How does the association see tariffs impacting manufacturers, and what is its stance on the issue?
 
TIMMONS: “Tariffs always pres- ent challenges for manufacturers. It makes us less competitive and it drives up the cost of doing business.
 
However, when we’re looking at China and the problems that we’ve had for the last 25 years with China in terms of stealing our intellectual property, counterfeiting our products, forcing localization and local investments between our companies and Chinese investors – those things have harmed manufacturing in the United States fairly significantly.
 
So while we aren’t fans of increasing the cost of doing business, we do recognize that there has to be some changes in the behavior and the Chinese.
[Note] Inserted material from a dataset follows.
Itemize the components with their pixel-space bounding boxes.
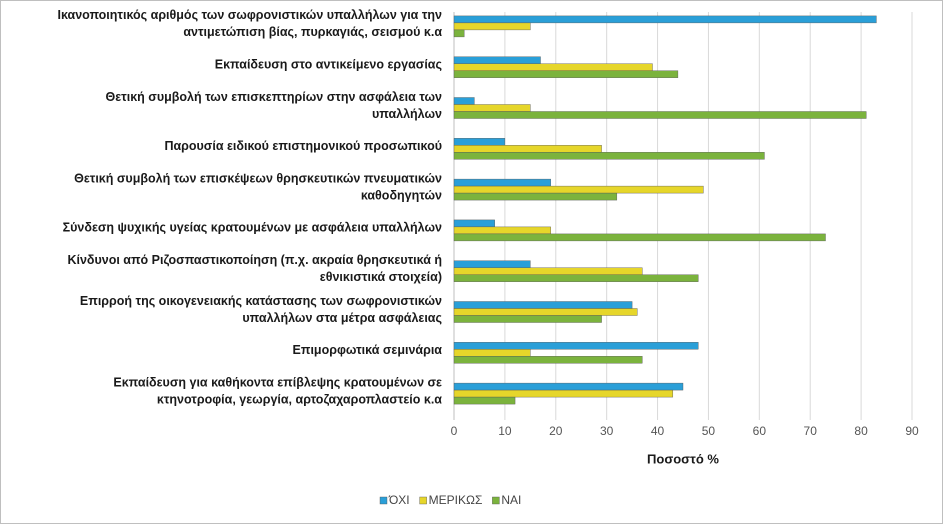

We’re very pleased the [Trump] administration has gotten their attention and that there are talks going on. A year-and-a-half ago we called for the administration to negotiate a rules-based trade agreement with China. And we’re very pleased that it seems like there’s some progress being made on that.”
 
What is the association’s position on immigration?
 
TIMMONS:
“We have actually put [an immigration proposal] out ourselves [released in February], and it’s a comprehensive proposal that deals with all aspects, not only security, but also aligning our immigration policies with workforce needs. And focusing quite frankly on compassion and understanding a little bit better what asylum means, what refugee status means and also what the rule of law means.
 
So I think we’ve presented something … I think the vast majority of Americans will see as a solutions- based proposal that can finally fix a very broken system. … There are 11 [million] to 13 million folks who are in this country without documentation. Manufacturers can’t hire them.
 
We have a workforce shortage, and we believe that if they want to be productive parts of the economy, we would like to be able to welcome them into our facilities. We also believe that we are a nation of immigrants, and immigration has made us stronger over time.
 
And so we want to honor that heritage. But at the same time, we understand that there have to be rules.”
 
What else has the association been advocating for?
 
TIMMONS: “From a national perspective, one of the things that would certainly impact North Carolina, would be improvements to our nation’s infrastructure.

And there’s actually another plan that we released over two years ago called ‘Building to Win,’ ... we’re updating it, and that should be coming out shortly. It’s really a call to action to focus on our nation’s infrastructure needs.”